Celestino Miranda, whose father in Aklan, Philippines is among the beneficiary of the Filipino veterans equity law in the stimulus bill recently signed into law by Mr. Obama, said the President’s visit in Canada is expected to spur employment opportunities because of the reopening of the North American Free Trade Agreement (NAFTA) which will benefit both the United States and Canada.
Miranda, a financial analyst, said since both countries are each other’s “best customers”, both countries “build things together and some imports can cross the border many times during the production process.”
“Almost one quarter of the merchandise trade is in autos, trucks and parts and many Filipinos who lost their jobs last year due to recession are expected to rebound this year,” Miranda said.
Cristobal Palacios, an engineer, meanwhile, said Canada is the largest export market for 36 of the 50 states. More than $1 million a minute in business crossed the border, he said.
Palacios said many Filipino skilled workers will be benefited as jobs will return once the NAFTA will reopen.
Filipinos here also credited Obama now that the “infamous” Rescission Act of 1946 may has been rescinded with the passing of the stimulus bill that will benefit the Filipino veterans equity provision.

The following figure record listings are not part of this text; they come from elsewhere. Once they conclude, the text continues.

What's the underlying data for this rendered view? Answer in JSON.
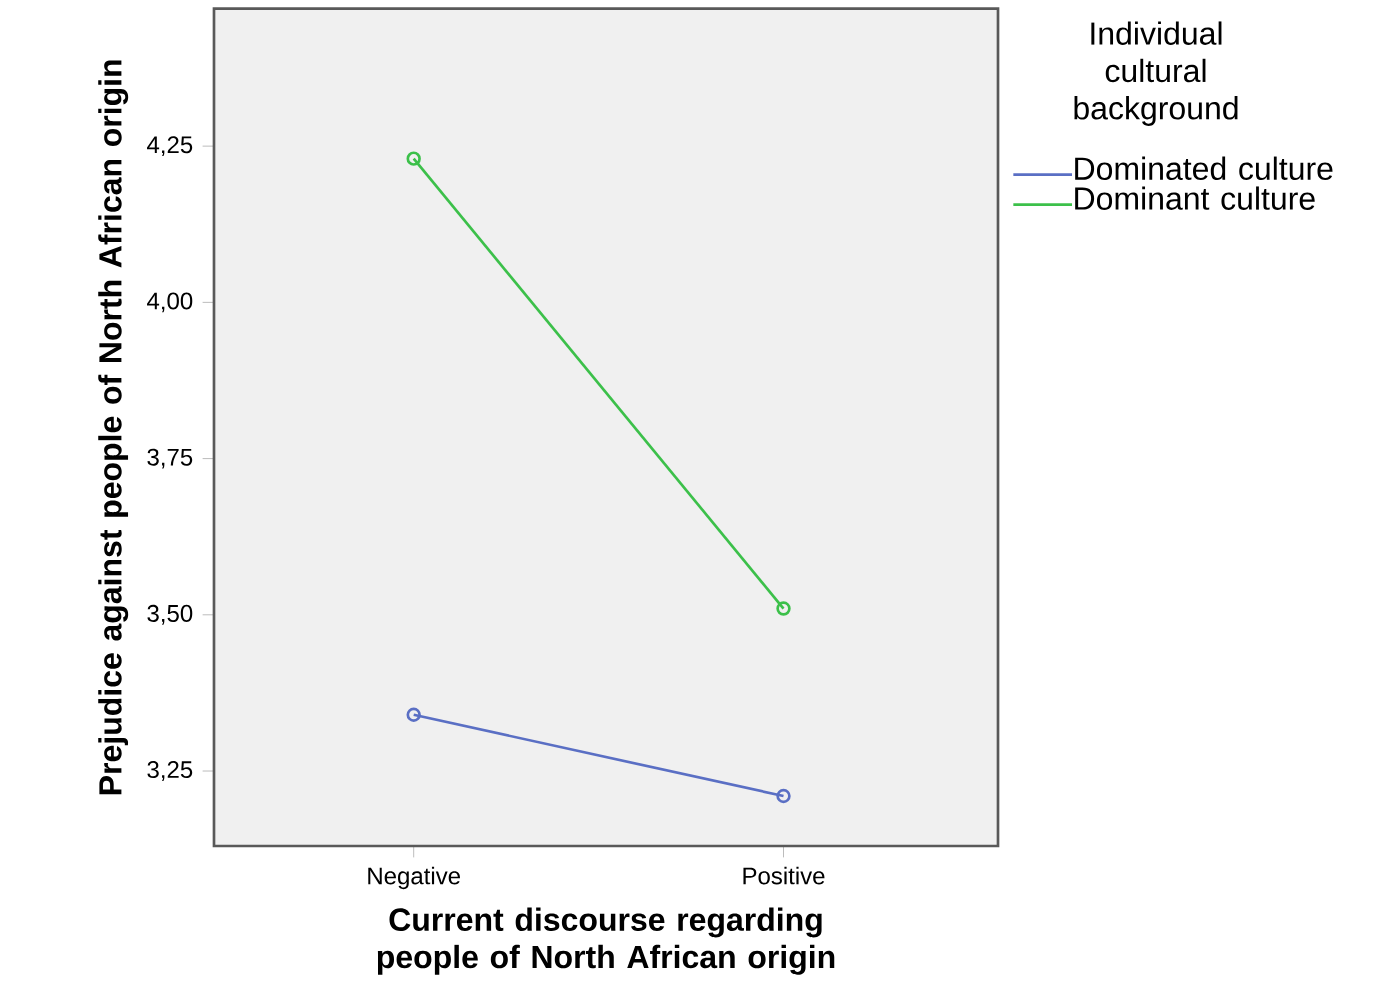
{
  "chart_data": {
    "type": "line",
    "xlabel": "Current discourse regarding people of North African origin",
    "ylabel": "Prejudice against people of North African origin",
    "legend_title": "Individual cultural background",
    "categories": [
      "Negative",
      "Positive"
    ],
    "series": [
      {
        "name": "Dominated culture",
        "color": "#5a6fc4",
        "values": [
          3.34,
          3.21
        ]
      },
      {
        "name": "Dominant culture",
        "color": "#3cc04a",
        "values": [
          4.23,
          3.51
        ]
      }
    ],
    "ylim": [
      3.13,
      4.47
    ],
    "yticks": [
      {
        "value": 3.25,
        "label": "3,25"
      },
      {
        "value": 3.5,
        "label": "3,50"
      },
      {
        "value": 3.75,
        "label": "3,75"
      },
      {
        "value": 4.0,
        "label": "4,00"
      },
      {
        "value": 4.25,
        "label": "4,25"
      }
    ],
    "marker": "circle",
    "line_style": "solid",
    "legend": "right",
    "grid": false
  }
}
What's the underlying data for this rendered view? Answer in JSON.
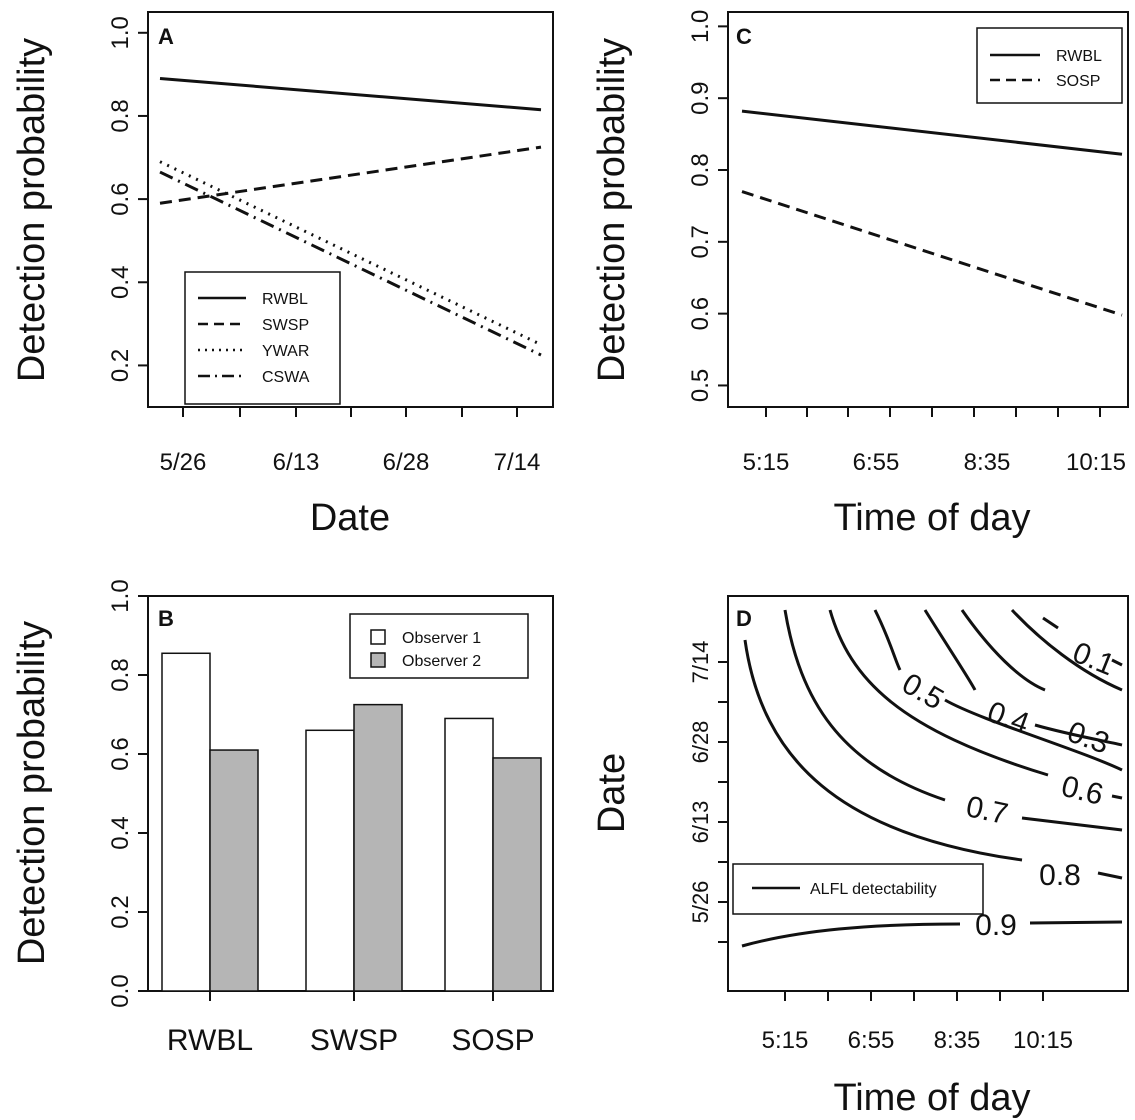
{
  "chart_data": [
    {
      "panel": "A",
      "type": "line",
      "xlabel": "Date",
      "ylabel": "Detection probability",
      "x_ticks": [
        "5/26",
        "6/13",
        "6/28",
        "7/14"
      ],
      "yticks": [
        "0.2",
        "0.4",
        "0.6",
        "0.8",
        "1.0"
      ],
      "ylim": [
        0.1,
        1.05
      ],
      "legend": [
        "RWBL",
        "SWSP",
        "YWAR",
        "CSWA"
      ],
      "legend_position": "bottom-left",
      "series": [
        {
          "name": "RWBL",
          "linestyle": "solid",
          "x": [
            "5/26",
            "7/14"
          ],
          "y": [
            0.89,
            0.815
          ]
        },
        {
          "name": "SWSP",
          "linestyle": "dashed",
          "x": [
            "5/26",
            "7/14"
          ],
          "y": [
            0.59,
            0.725
          ]
        },
        {
          "name": "YWAR",
          "linestyle": "dotted",
          "x": [
            "5/26",
            "7/14"
          ],
          "y": [
            0.69,
            0.25
          ]
        },
        {
          "name": "CSWA",
          "linestyle": "dotdash",
          "x": [
            "5/26",
            "7/14"
          ],
          "y": [
            0.665,
            0.225
          ]
        }
      ]
    },
    {
      "panel": "B",
      "type": "bar",
      "ylabel": "Detection probability",
      "categories": [
        "RWBL",
        "SWSP",
        "SOSP"
      ],
      "yticks": [
        "0.0",
        "0.2",
        "0.4",
        "0.6",
        "0.8",
        "1.0"
      ],
      "ylim": [
        0,
        1.0
      ],
      "legend": [
        "Observer 1",
        "Observer 2"
      ],
      "legend_position": "top-right",
      "series": [
        {
          "name": "Observer 1",
          "color": "#ffffff",
          "values": [
            0.855,
            0.66,
            0.69
          ]
        },
        {
          "name": "Observer 2",
          "color": "#b5b5b5",
          "values": [
            0.61,
            0.725,
            0.59
          ]
        }
      ]
    },
    {
      "panel": "C",
      "type": "line",
      "xlabel": "Time of day",
      "ylabel": "Detection probability",
      "x_ticks": [
        "5:15",
        "6:55",
        "8:35",
        "10:15"
      ],
      "yticks": [
        "0.5",
        "0.6",
        "0.7",
        "0.8",
        "0.9",
        "1.0"
      ],
      "ylim": [
        0.47,
        1.02
      ],
      "legend": [
        "RWBL",
        "SOSP"
      ],
      "legend_position": "top-right",
      "series": [
        {
          "name": "RWBL",
          "linestyle": "solid",
          "x": [
            "5:15",
            "10:15"
          ],
          "y": [
            0.882,
            0.822
          ]
        },
        {
          "name": "SOSP",
          "linestyle": "dashed",
          "x": [
            "5:15",
            "10:15"
          ],
          "y": [
            0.77,
            0.598
          ]
        }
      ]
    },
    {
      "panel": "D",
      "type": "contour",
      "xlabel": "Time of day",
      "ylabel": "Date",
      "x_ticks": [
        "5:15",
        "6:55",
        "8:35",
        "10:15"
      ],
      "y_ticks": [
        "5/26",
        "6/13",
        "6/28",
        "7/14"
      ],
      "legend": [
        "ALFL detectability"
      ],
      "legend_position": "bottom-left",
      "contour_levels": [
        "0.1",
        "0.3",
        "0.4",
        "0.5",
        "0.6",
        "0.7",
        "0.8",
        "0.9"
      ]
    }
  ]
}
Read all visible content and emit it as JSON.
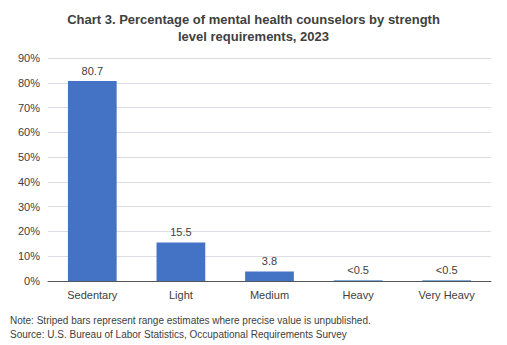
{
  "chart_data": {
    "type": "bar",
    "title": "Chart 3. Percentage of mental health counselors by strength\nlevel requirements, 2023",
    "categories": [
      "Sedentary",
      "Light",
      "Medium",
      "Heavy",
      "Very Heavy"
    ],
    "values": [
      80.7,
      15.5,
      3.8,
      0.3,
      0.3
    ],
    "value_labels": [
      "80.7",
      "15.5",
      "3.8",
      "<0.5",
      "<0.5"
    ],
    "data_labels": true,
    "colors": [
      "#4472C4",
      "#4472C4",
      "#4472C4",
      "#5B8FC7",
      "#5B8FC7"
    ],
    "ylim": [
      0,
      90
    ],
    "yticks": [
      {
        "value": 0,
        "label": "0%"
      },
      {
        "value": 10,
        "label": "10%"
      },
      {
        "value": 20,
        "label": "20%"
      },
      {
        "value": 30,
        "label": "30%"
      },
      {
        "value": 40,
        "label": "40%"
      },
      {
        "value": 50,
        "label": "50%"
      },
      {
        "value": 60,
        "label": "60%"
      },
      {
        "value": 70,
        "label": "70%"
      },
      {
        "value": 80,
        "label": "80%"
      },
      {
        "value": 90,
        "label": "90%"
      }
    ],
    "grid": true,
    "annotations": [
      "Note: Striped bars represent range estimates where precise value is unpublished.",
      "Source: U.S. Bureau of Labor Statistics, Occupational Requirements Survey"
    ]
  }
}
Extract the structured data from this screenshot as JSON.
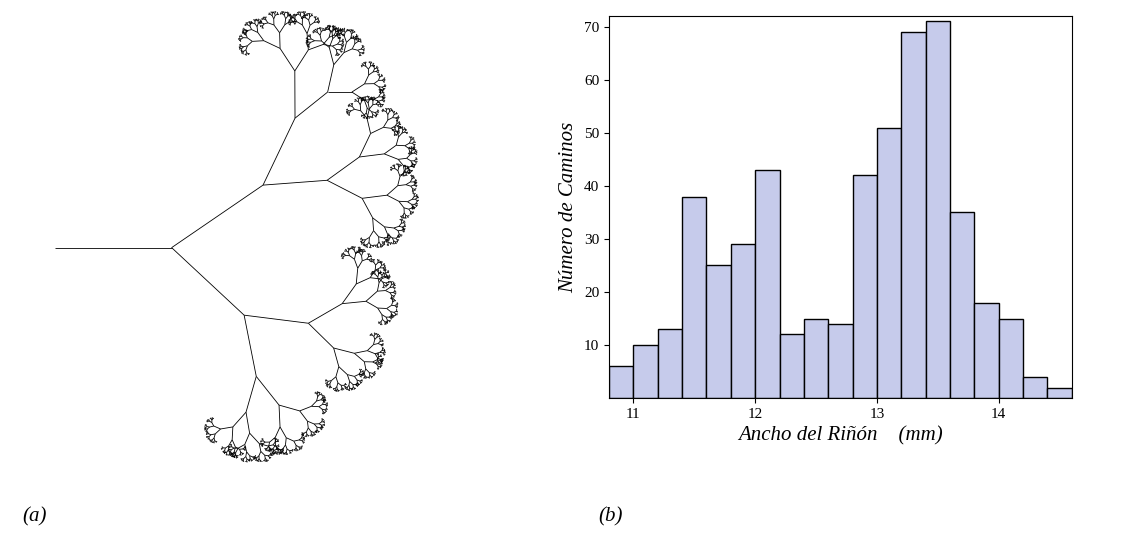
{
  "chart_data": [
    {
      "type": "tree",
      "caption": "(a)"
    },
    {
      "type": "histogram",
      "caption": "(b)",
      "xlabel": "Ancho del Riñón    (mm)",
      "ylabel": "Número de Caminos",
      "bins": [
        10.8,
        11.0,
        11.2,
        11.4,
        11.6,
        11.8,
        12.0,
        12.2,
        12.4,
        12.6,
        12.8,
        13.0,
        13.2,
        13.4,
        13.6,
        13.8,
        14.0,
        14.2,
        14.4,
        14.6
      ],
      "counts": [
        6,
        10,
        13,
        38,
        25,
        29,
        43,
        12,
        15,
        14,
        42,
        51,
        69,
        71,
        35,
        18,
        15,
        4,
        2
      ],
      "color": "#c6cbeb",
      "xlim": [
        10.8,
        14.6
      ],
      "xticks": [
        11,
        12,
        13,
        14
      ],
      "ylim": [
        0,
        72
      ],
      "yticks": [
        10,
        20,
        30,
        40,
        50,
        60,
        70
      ]
    }
  ]
}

There were approximately 430,000 Filipino WW II veterans who were slated to receive US military benefits (health care, G.I. Bill of Rights, pension, vocational rehabilitation etc) when this bill removing those benefits was approved by the US Congress on February 18, 1946, political analyst Rodel Rodis reported earlier.
He said before signing the bill into law, President Harry Truman declared that “the passage and approval of this legislation does not release the US from its moral obligation to provide for the heroic Philippine veterans who sacrificed so much for the common cause during the war.”
In a news conference with Canadian Prime Minister Stephen Harper, Mr. Obama acknowledged that he has said NAFTA does too little to protect U.S. workers and the environment. Canada, the United State’s largest trading partner, is leery of changes to the deal.
Robust trade helps both nations, Obama said. Noting that NAFTA has side agreements on labor and the environment, he added: “If those side agreements mean anything, then they might as well be incorporated into the main body of the agreements so that they can be effectively enforced.”
He said he hopes there eventually will be a way to do so “that is not disruptive to the extraordinarily important trade relationships” between the two nations.
Both leaders said that as economies around the world face challenges, it’s important for the U.S. and others to resist calls for protectionism.